Now, you might argue that the way to avoid these complexities of object-orientation is to restrict the use of some features.
We could sidestep the problems detailed above by:
a. never inheriting from a framework, and
b. never using instance variables.
As to the former, you also need to consider the possibility that you might take your very successful application and abstract some of the more generic sections into a new framework — in which case code which was formerly “your code” now gets promoted to “framework code”.
In that case, the advice above generalizes to:
a. never use inheritance, and
b. never use instance variables.
The technical term for a programming paradigm which uses neither inheritance nor instance variables is imperative (or functional) programming.
Another attribute of programs which is renowned for making them hard to debug is multithreading. The best way to illustrate the issue with debugging multi-threaded programs is to describe the debugging scenario as consisting of multiple stacks. So, whereas a single stack neatly split between “my code” and “their code” is the easiest to debug, a stack with multiple “my code/their code” transitions is harder to debug, and multiple stacks is even harder. The worst, of course, would be multiple stacks with multiple “my code/their code” transitions.
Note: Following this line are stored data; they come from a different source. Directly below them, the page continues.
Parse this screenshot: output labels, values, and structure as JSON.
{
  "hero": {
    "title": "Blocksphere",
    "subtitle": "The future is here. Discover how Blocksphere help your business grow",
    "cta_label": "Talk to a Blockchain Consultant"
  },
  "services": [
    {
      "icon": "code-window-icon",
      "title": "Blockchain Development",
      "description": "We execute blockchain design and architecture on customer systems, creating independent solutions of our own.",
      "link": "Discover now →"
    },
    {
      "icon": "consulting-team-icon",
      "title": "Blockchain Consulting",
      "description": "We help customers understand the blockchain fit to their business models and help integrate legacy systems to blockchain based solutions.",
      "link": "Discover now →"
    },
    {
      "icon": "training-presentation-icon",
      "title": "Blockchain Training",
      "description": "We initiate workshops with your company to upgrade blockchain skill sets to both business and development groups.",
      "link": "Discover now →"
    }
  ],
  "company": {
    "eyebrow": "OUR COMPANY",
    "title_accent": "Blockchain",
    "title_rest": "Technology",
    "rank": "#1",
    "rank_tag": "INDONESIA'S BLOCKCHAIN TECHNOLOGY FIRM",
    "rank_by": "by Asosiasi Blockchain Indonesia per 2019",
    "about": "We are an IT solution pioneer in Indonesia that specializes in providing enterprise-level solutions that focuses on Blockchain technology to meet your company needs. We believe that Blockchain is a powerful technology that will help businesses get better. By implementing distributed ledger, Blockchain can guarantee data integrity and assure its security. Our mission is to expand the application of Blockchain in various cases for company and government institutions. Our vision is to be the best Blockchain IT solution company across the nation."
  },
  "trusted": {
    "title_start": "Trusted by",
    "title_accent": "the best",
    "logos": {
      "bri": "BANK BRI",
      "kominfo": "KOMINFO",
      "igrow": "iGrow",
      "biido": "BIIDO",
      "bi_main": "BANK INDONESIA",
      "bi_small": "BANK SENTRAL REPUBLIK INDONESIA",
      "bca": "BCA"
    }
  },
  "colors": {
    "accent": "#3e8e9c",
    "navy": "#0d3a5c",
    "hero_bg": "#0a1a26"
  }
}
In summary, then, every concept that object-orientation brings to the table makes debugging harder. If you believe (as I do) that the majority of effort a programmer expends is devoted to finding and fixing bugs, then an imperative programming approach will be more efficient (in programmer time) than an object-oriented approach. And the same reasoning can be used to show that an asynchronous callback approach will be more efficient in programmer time than a multithreaded approach. But that is a discussion for another day.